The forecast had been for cloudy skies and a chance of mixed rain and snow. Not exactly good news for a fair-weather skate-skier like me. What we got was yet another blue-bird Tahoe day. It was cold enough at the start for some fast conditions, but warmed up to make things a little mushy by the end. (I guess the key here is to ski faster and you'll get good conditions the whole way!)
In addition to attracting talented skiers from all over the country, this race is one of those community events where I feel like I see every local I know: neighbors, friends, co-workers, students. It makes for an enjoyable day, and helps me remember that my goal here is fun, not competition.
The race starts in six different waves. You're assigned to a wave based on your previous finishing time at this race. (If you're a first timer, you have to start in the back.) The fast kids take off first, and each wave has progressively slower skiers until you get to what they call the "party wave." I ended up in my standard wave 4 - somewhere between the real racers and the partiers.

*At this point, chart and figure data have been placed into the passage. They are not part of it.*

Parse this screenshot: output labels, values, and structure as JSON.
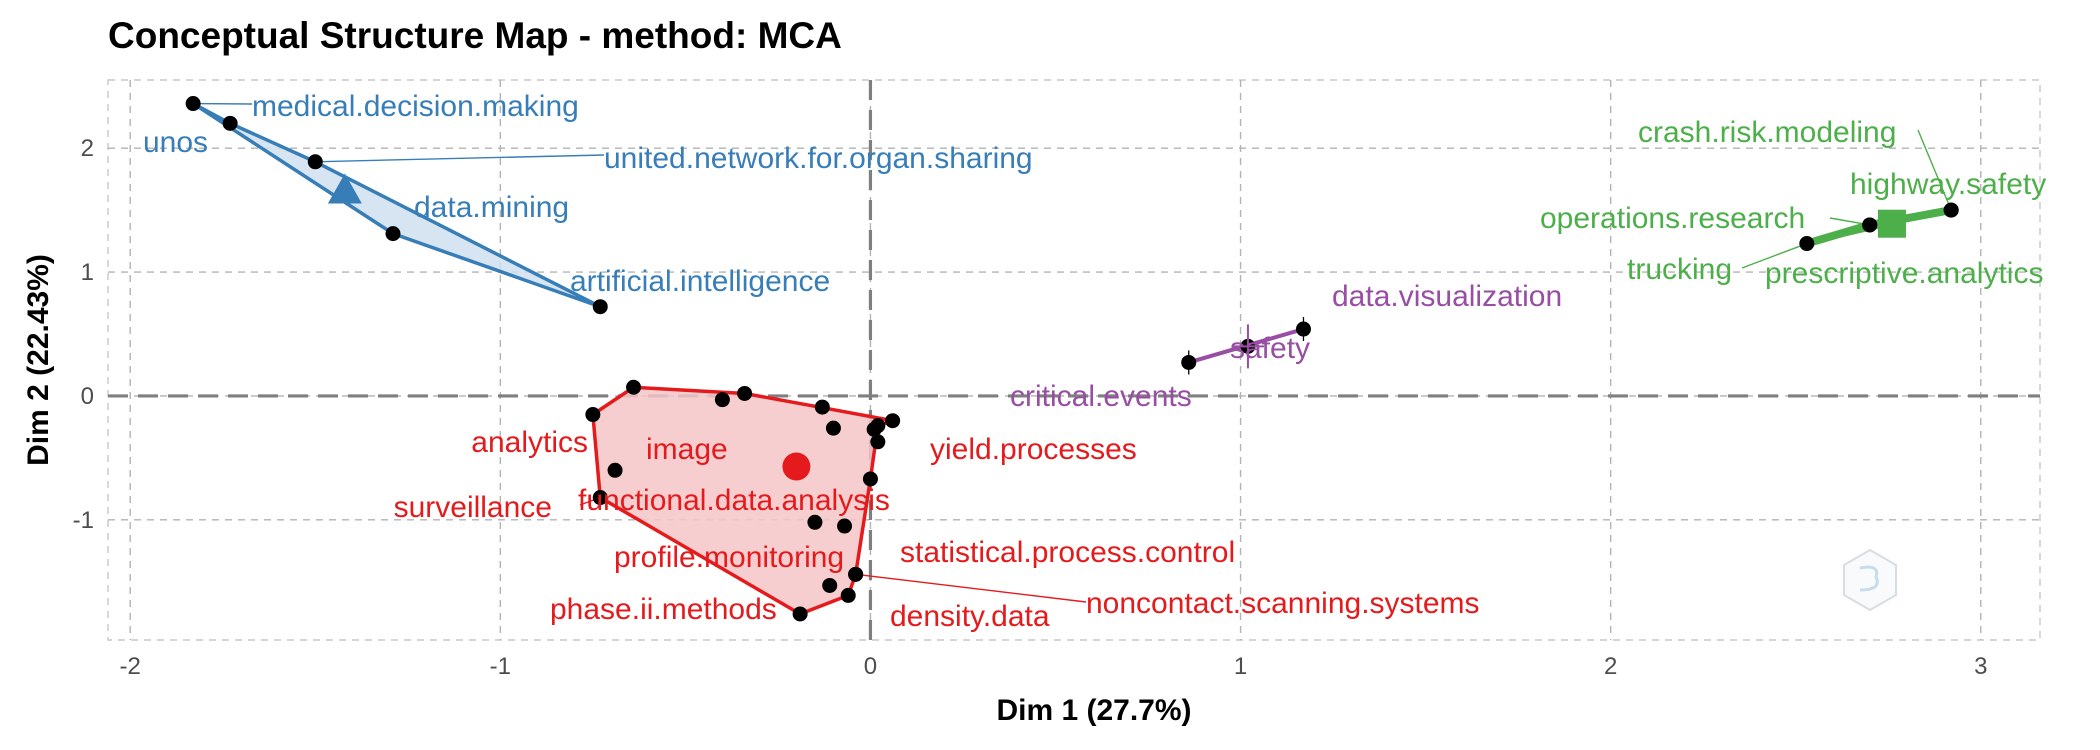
{
  "chart_data": {
    "type": "scatter",
    "title": "Conceptual Structure Map - method: MCA",
    "xlabel": "Dim 1 (27.7%)",
    "ylabel": "Dim 2 (22.43%)",
    "xlim": [
      -2.06,
      3.16
    ],
    "ylim": [
      -1.97,
      2.55
    ],
    "x_ticks": [
      -2,
      -1,
      0,
      1,
      2,
      3
    ],
    "y_ticks": [
      -1,
      0,
      1,
      2
    ],
    "grid": true,
    "legend": "none",
    "watermark_icon": "hexagon-logo-icon",
    "clusters": [
      {
        "id": "1",
        "color": "#e41a1c",
        "fill": "#f6c6c7",
        "centroid_marker": "circle",
        "centroid": [
          -0.2,
          -0.57
        ],
        "hull": [
          [
            -0.75,
            -0.15
          ],
          [
            -0.64,
            0.07
          ],
          [
            -0.34,
            0.02
          ],
          [
            -0.12,
            -0.1
          ],
          [
            0.06,
            -0.2
          ],
          [
            0.02,
            -0.24
          ],
          [
            0.0,
            -0.67
          ],
          [
            -0.04,
            -1.44
          ],
          [
            -0.06,
            -1.61
          ],
          [
            -0.19,
            -1.76
          ],
          [
            -0.73,
            -0.82
          ]
        ],
        "points": [
          {
            "label": "analytics",
            "x": -0.75,
            "y": -0.15
          },
          {
            "label": "",
            "x": -0.64,
            "y": 0.07
          },
          {
            "label": "",
            "x": -0.4,
            "y": -0.03
          },
          {
            "label": "",
            "x": -0.34,
            "y": 0.02
          },
          {
            "label": "",
            "x": -0.13,
            "y": -0.09
          },
          {
            "label": "",
            "x": -0.1,
            "y": -0.26
          },
          {
            "label": "",
            "x": 0.01,
            "y": -0.27
          },
          {
            "label": "",
            "x": 0.02,
            "y": -0.24
          },
          {
            "label": "",
            "x": 0.02,
            "y": -0.37
          },
          {
            "label": "yield.processes",
            "x": 0.06,
            "y": -0.2
          },
          {
            "label": "image",
            "x": -0.69,
            "y": -0.6
          },
          {
            "label": "surveillance",
            "x": -0.73,
            "y": -0.82
          },
          {
            "label": "functional.data.analysis",
            "x": 0.0,
            "y": -0.67
          },
          {
            "label": "",
            "x": -0.15,
            "y": -1.02
          },
          {
            "label": "profile.monitoring",
            "x": -0.07,
            "y": -1.05
          },
          {
            "label": "statistical.process.control",
            "x": -0.04,
            "y": -1.44
          },
          {
            "label": "",
            "x": -0.11,
            "y": -1.53
          },
          {
            "label": "density.data",
            "x": -0.06,
            "y": -1.61
          },
          {
            "label": "phase.ii.methods",
            "x": -0.19,
            "y": -1.76
          },
          {
            "label": "noncontact.scanning.systems",
            "x": -0.04,
            "y": -1.44
          }
        ]
      },
      {
        "id": "2",
        "color": "#377eb8",
        "fill": "#cfe0ef",
        "centroid_marker": "triangle",
        "centroid": [
          -1.42,
          1.65
        ],
        "hull": [
          [
            -1.83,
            2.36
          ],
          [
            -1.73,
            2.2
          ],
          [
            -1.5,
            1.89
          ],
          [
            -0.73,
            0.72
          ],
          [
            -1.29,
            1.31
          ]
        ],
        "points": [
          {
            "label": "medical.decision.making",
            "x": -1.83,
            "y": 2.36
          },
          {
            "label": "unos",
            "x": -1.73,
            "y": 2.2
          },
          {
            "label": "united.network.for.organ.sharing",
            "x": -1.5,
            "y": 1.89
          },
          {
            "label": "data.mining",
            "x": -1.29,
            "y": 1.31
          },
          {
            "label": "artificial.intelligence",
            "x": -0.73,
            "y": 0.72
          }
        ]
      },
      {
        "id": "3",
        "color": "#4daf4a",
        "fill": "#4daf4a",
        "centroid_marker": "square",
        "centroid": [
          2.76,
          1.39
        ],
        "hull": [
          [
            2.53,
            1.23
          ],
          [
            2.7,
            1.38
          ],
          [
            2.92,
            1.5
          ]
        ],
        "points": [
          {
            "label": "crash.risk.modeling",
            "x": 2.92,
            "y": 1.5
          },
          {
            "label": "highway.safety",
            "x": 2.92,
            "y": 1.5
          },
          {
            "label": "operations.research",
            "x": 2.7,
            "y": 1.38
          },
          {
            "label": "trucking",
            "x": 2.53,
            "y": 1.23
          },
          {
            "label": "prescriptive.analytics",
            "x": 2.7,
            "y": 1.38
          }
        ]
      },
      {
        "id": "4",
        "color": "#984ea3",
        "fill": "#984ea3",
        "centroid_marker": "plus",
        "centroid": [
          1.02,
          0.4
        ],
        "hull": [
          [
            0.86,
            0.27
          ],
          [
            1.17,
            0.54
          ]
        ],
        "points": [
          {
            "label": "data.visualization",
            "x": 1.17,
            "y": 0.54
          },
          {
            "label": "safety",
            "x": 1.02,
            "y": 0.4
          },
          {
            "label": "critical.events",
            "x": 0.86,
            "y": 0.27
          }
        ]
      }
    ]
  }
}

Racers start with their skis in the groomed tracks, and when that wave starts it's double-polling only (no skating) until you get a couple hundred yards out where the tracks end. Then, it's skate like mad through the wide stretch to try to get ahead of as many people as possible before the inevitable bottle-neck that occurs almost immediately. Since I always get my butt kicked at this race I don't take it too seriously. Thus, I always find this mayhem at the start to be terribly fun!
It's crazy to me that the race never really seems to thin out as much as I'd like. For the entire first 10K it seems like I'm knocking skis with people. This isn't a big deal, until you get a klutz like me tangling you up enough to cause a crash.
Aside from the glaring disadvantage that I have ghastly skating technique, this course works well for me mentally. The first 10K is all uphill, which is, of course, where I excel. I pass folks like mad all the way up. By the time I reach the top, all the hard stuff is over with, and I still get 20K of trail to enjoy.
The next 10K is downhill, and the last 10K is rolling. This, of course, is where everyone I passed on the way up kicks my spineless, fraidy-cat, I-suck-at-downhills booty. But the scenery is awesome!
Here's an extremely short clip of the trail. I had a rather tenuous grip on my camera, and knew I was risking a fall by trying to hold a camera and ski pole at the same time, so the footage is sub-par to say the least, but it gives you a little idea of the trail, anyway.
A race like this is a perfect way for me to start the season. It's a killer workout, and a huge exercise in humility. For twenty kilometers I am passed by little girls and old men alike. I was passed at about the 15K mark by a former colleague of mine who is a great skier. I couldn't figure out why she was even behind me in the first place, until I realized she was just pacing her daughter. And I'm not sure, but based on size, her daughter couldn't have been much older that eight. They beat me by 14 minutes.
I had a few good crashes on some of the steeper downhills, but nothing too painful. I actually couldn't help but laugh as I looked both up and down the trail to see skiers everywhere, sprawled pell-mell about the trail, those who remained upright trying to navigate the human obstacle course. Such good fun!
The finish of the race consists of a portion that I like to call "The Ice Luge." After your muscles are quivering from the exhaustion of navigating 30K, the skier is required to negotiate a series of narrow, steep, hairpin turns. If you're like me, about 500 skiers have already come through to scrape the top layers of snow off, and you're left with a scooped-out track of ice. Slowing down? Forget about it. It's so terrifying for me that I always find myself laughing through the whole thing.
Way back up there at the top is the end of the "Ice Luge" section. Notice skiers are still braking hard toward the finish line.
Once you survive that, you pop out onto the wider, downhill stretch across the finish line. This part is much easier because it's wide enough to make turns and slow down. Of course, many skiers think they're home-free and carelessly get up enough speed for an exciting crash. Spectators always have a good time at the finish of this event!
Thanks to Tahoe Nordic SAR for putting on another great year at The Great Race!